La convivenza tra condomini non sempre è pacifica. Basta poco: un odore fastidioso o i panni che sgocciolano, e le liti di condominio si trasformano in lunghe battaglie legali

Sono ben 67 mila i casi di liti di condominio trattati dall’Associazione Nazionale Europea degli Amministratori di Immobili nel corso di soli 12 mesi.

L’odore di fritto e di spezie. L’olezzo della pipì di cani e gatti. Gli effluvi pestilenziali della candeggina e di altri detersivi. I barbecue. La TV e la radio ad alto volume le urla dei bambini che giocano. L’acqua che gocciola dai panni stesi e dai vasi di piante appena innaffiate. I disegnini osceni sulla cassetta della posta e sul citofono. I bigliettini di insulti. Le gomme della macchina tagliate e via elencando. È sterminata la casistica dei piccoli – grandi problemi che possono sorgere tra vicini di casa e condomini.

Per non parlare dei fastidi e delle reazioni di chi si ritrova con un bar aperto fino a notte sotto le finestre, un ristorante al piano terra, una discoteca all’angolo o un laboratorio artigianale nello scantinato. A volte basta poco, nei casermoni popolari così come nelle residenze signorili, per alleggerire le tensioni di vicinato e trovare soluzioni positive. A volte invece si arriva alle mani, ai dispetti, alle vendette. In molti casi di liti di condominio si ricorre alla giustizia, con querele e richieste di risarcimento danni, intasando un sistema già sovraccarico e lento.

Le cause di liti di condominio possono arrivare addirittura alla Cassazione.

Processi penali e cause civili, come è successo di recente per l’odore di cibi fritti e per un persistente profumo di pizza, possono trascinarsi fino alla Cassazione. Con i supremi giudici costretti a occuparsi di guerre dei Roses da pianerottolo e battaglie legali i da cortile. Non solo.

A Milano, nel quartiere Bande Nere, un gruppo di residenti è arrivato a denunciare una scuola di calcio per “il disturbo del riposo e delle occupazioni” causato dai giocatori. In primo grado hanno vinto i grandi, gli abitanti ipersensibili al rimbalzare dei palloni, alle urla dei  atleti e degli allenatori, dai fischi degli arbitri.
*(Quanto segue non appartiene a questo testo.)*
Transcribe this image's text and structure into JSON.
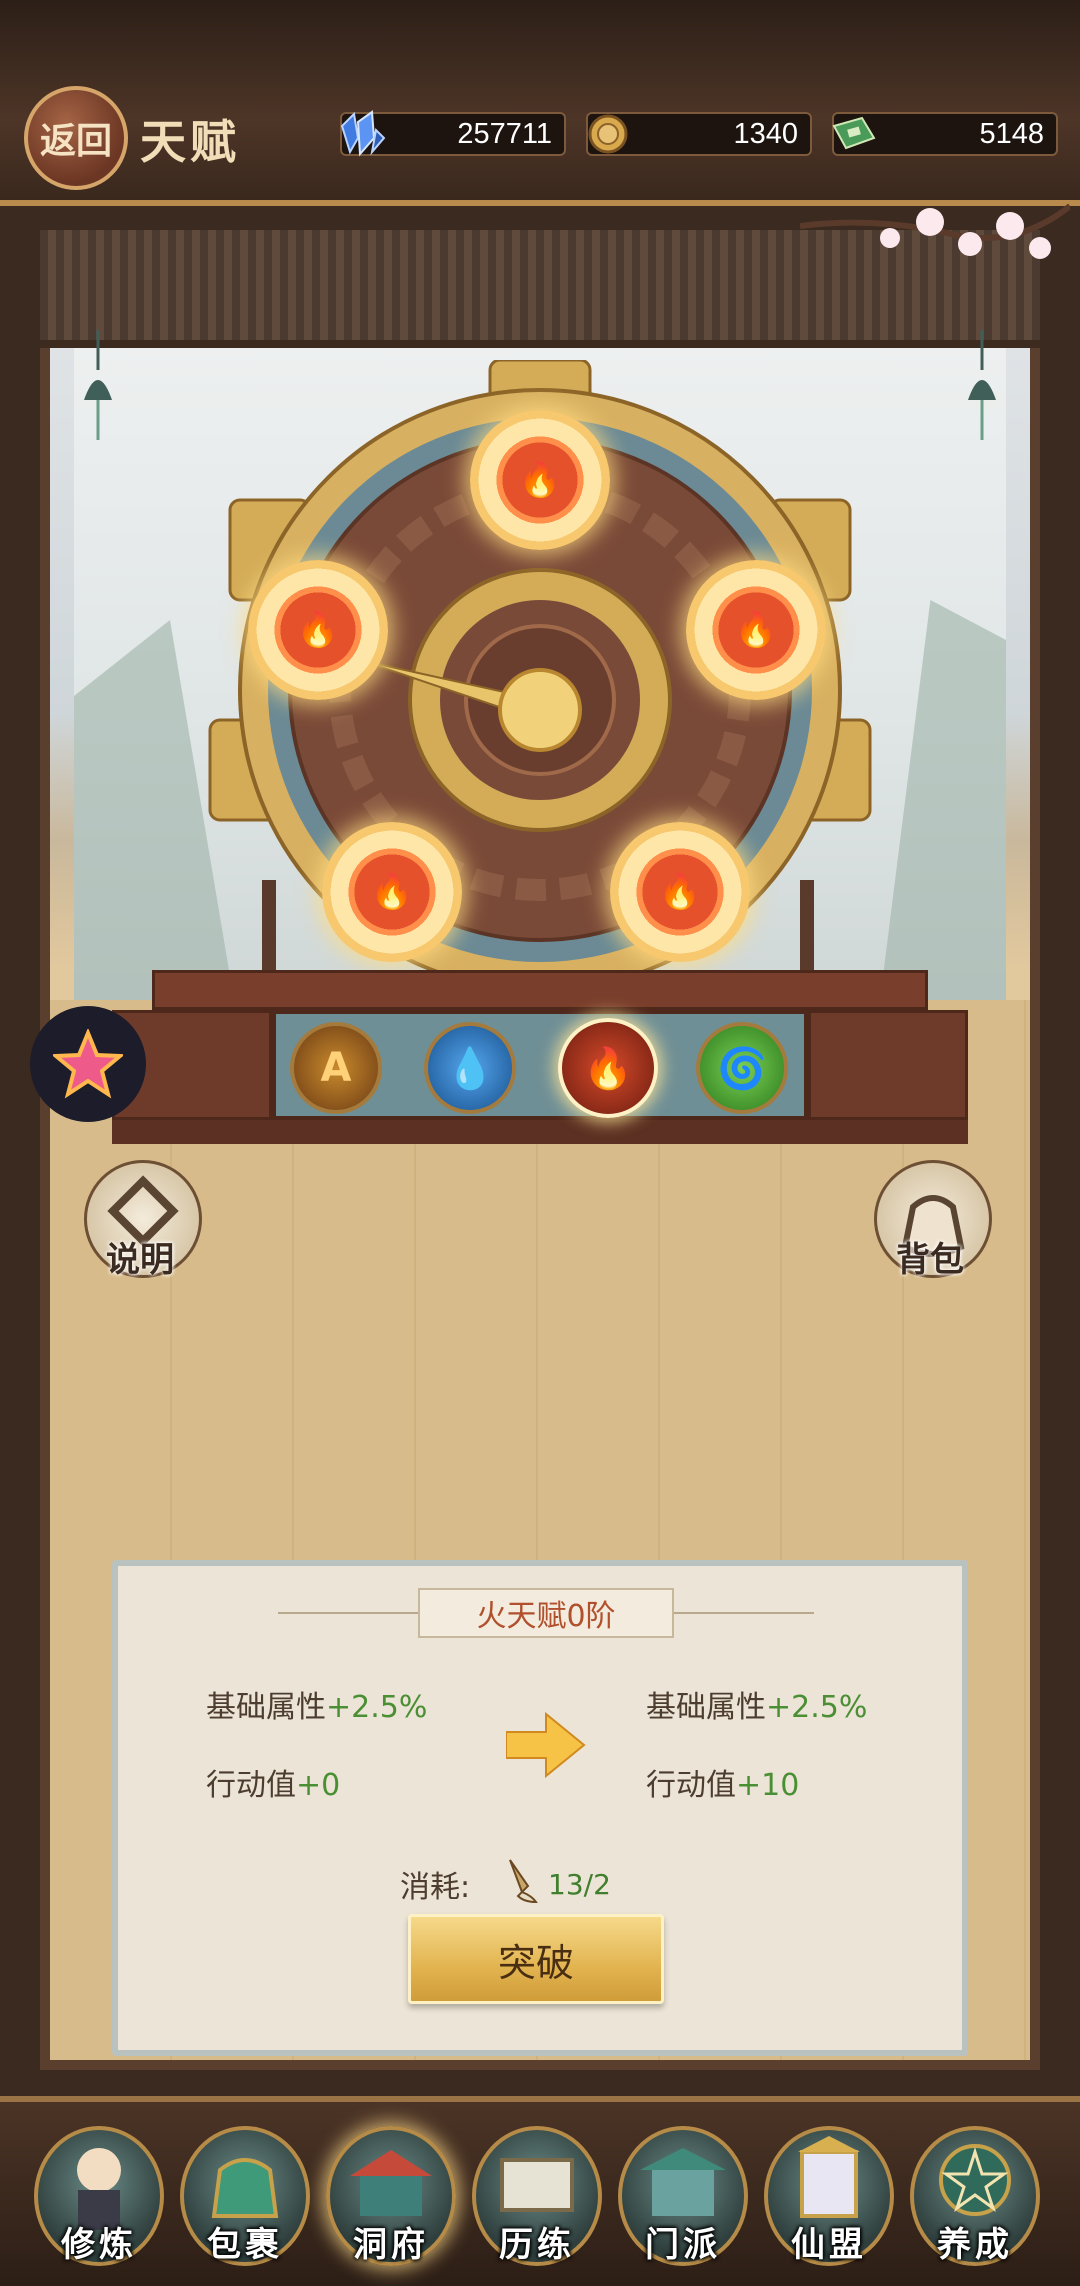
{
  "header": {
    "back_label": "返回",
    "title": "天赋",
    "resources": [
      {
        "icon": "crystal-icon",
        "value": "257711"
      },
      {
        "icon": "coin-icon",
        "value": "1340"
      },
      {
        "icon": "jade-book-icon",
        "value": "5148"
      }
    ]
  },
  "wheel": {
    "slots": [
      "fire-icon",
      "fire-icon",
      "fire-icon",
      "fire-icon",
      "fire-icon"
    ],
    "elements": [
      {
        "icon": "earth-element-icon",
        "selected": false
      },
      {
        "icon": "water-element-icon",
        "selected": false
      },
      {
        "icon": "fire-element-icon",
        "selected": true
      },
      {
        "icon": "wind-element-icon",
        "selected": false
      }
    ]
  },
  "side": {
    "help_label": "说明",
    "bag_label": "背包"
  },
  "panel": {
    "title": "火天赋0阶",
    "current": {
      "base_label": "基础属性",
      "base_value": "+2.5%",
      "action_label": "行动值",
      "action_value": "+0"
    },
    "next": {
      "base_label": "基础属性",
      "base_value": "+2.5%",
      "action_label": "行动值",
      "action_value": "+10"
    },
    "cost_label": "消耗:",
    "cost_value": "13/2",
    "break_label": "突破"
  },
  "nav": {
    "items": [
      {
        "label": "修炼"
      },
      {
        "label": "包裹"
      },
      {
        "label": "洞府"
      },
      {
        "label": "历练"
      },
      {
        "label": "门派"
      },
      {
        "label": "仙盟"
      },
      {
        "label": "养成"
      }
    ]
  },
  "colors": {
    "accent_gold": "#e2b450",
    "plus_green": "#4b8f35",
    "title_red": "#b0502c"
  }
}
Le situazioni, però, possono anche sfuggire di mano e virare in tragedia. Nella storia noir del nostro Paese non mancano omicidi e ferimenti innescati dall’esasperazione per il baccano di bimbi vivaci e mamme chiassose o per una spruzzata d’acqua dal piano di sopra.

Basterebbe poco per convivere in pace: tolleranza e dialogo.
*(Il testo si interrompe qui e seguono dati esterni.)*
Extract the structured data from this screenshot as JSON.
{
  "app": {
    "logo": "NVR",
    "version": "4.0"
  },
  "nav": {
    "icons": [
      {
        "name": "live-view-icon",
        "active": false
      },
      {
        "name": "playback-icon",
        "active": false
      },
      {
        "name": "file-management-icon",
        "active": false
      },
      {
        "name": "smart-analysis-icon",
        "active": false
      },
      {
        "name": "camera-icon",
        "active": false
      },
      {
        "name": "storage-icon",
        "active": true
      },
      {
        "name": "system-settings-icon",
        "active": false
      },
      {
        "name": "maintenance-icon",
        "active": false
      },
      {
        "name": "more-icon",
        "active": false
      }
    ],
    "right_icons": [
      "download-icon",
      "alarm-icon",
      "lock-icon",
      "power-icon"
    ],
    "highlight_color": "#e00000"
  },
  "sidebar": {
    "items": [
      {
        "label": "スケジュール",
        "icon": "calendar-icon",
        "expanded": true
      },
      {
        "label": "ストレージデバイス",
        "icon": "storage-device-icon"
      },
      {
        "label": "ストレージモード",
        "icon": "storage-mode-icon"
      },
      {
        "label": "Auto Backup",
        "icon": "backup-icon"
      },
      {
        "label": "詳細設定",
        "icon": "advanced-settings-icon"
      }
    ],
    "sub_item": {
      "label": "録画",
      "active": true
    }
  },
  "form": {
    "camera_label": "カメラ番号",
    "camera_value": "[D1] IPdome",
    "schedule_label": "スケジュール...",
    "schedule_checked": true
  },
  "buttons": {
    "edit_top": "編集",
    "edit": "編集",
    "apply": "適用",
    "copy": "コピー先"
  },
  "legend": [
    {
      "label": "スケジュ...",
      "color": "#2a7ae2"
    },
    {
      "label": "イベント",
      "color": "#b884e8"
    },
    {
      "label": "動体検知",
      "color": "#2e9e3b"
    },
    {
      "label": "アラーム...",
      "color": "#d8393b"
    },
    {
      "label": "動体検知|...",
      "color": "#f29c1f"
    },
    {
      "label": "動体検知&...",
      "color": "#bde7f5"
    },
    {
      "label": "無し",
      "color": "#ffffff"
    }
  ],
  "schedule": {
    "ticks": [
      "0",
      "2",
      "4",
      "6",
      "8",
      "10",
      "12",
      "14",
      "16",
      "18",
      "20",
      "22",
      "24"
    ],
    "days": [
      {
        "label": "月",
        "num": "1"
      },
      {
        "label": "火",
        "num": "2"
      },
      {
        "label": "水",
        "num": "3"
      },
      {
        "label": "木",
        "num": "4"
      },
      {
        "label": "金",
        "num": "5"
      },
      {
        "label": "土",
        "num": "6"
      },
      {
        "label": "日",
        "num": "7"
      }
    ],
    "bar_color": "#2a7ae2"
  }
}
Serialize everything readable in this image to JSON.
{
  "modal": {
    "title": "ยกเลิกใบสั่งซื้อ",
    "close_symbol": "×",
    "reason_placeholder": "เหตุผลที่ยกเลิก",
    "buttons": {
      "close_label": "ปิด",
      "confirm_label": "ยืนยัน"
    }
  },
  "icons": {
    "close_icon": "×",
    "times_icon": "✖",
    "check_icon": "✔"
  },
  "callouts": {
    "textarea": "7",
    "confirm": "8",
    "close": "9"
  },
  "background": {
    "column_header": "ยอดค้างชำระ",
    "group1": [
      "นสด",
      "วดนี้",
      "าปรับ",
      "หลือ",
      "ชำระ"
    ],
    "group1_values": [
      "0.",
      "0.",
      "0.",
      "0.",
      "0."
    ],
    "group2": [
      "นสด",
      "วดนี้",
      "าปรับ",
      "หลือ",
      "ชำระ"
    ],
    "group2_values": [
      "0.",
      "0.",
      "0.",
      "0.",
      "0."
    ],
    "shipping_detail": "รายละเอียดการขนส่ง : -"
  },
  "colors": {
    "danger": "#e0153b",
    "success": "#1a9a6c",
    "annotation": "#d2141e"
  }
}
«Secondo l’articolo 844 del codice civile» ricorda ancora il leader dell’Anammi Bica:

L’ immissione non può essere impedita a meno che non superi la normale tollerabilità, rilevata nel contesto di riferimento. Tuttavia, non è facile definire i parametri di ciò che è sopportabile e ciò che non lo è, in particolare quando si tratta di odori. Ecco perché sarebbe sempre meglio trovare una soluzione amichevole e cercare di essere tolleranti. In questo, le capacità negoziali dell’amministratore di condominio sono fondamentali. La strada ideale, infatti, è il cercare di sanare le situazioni critiche e tese prima che i rapporti tra i vicini peggiorino.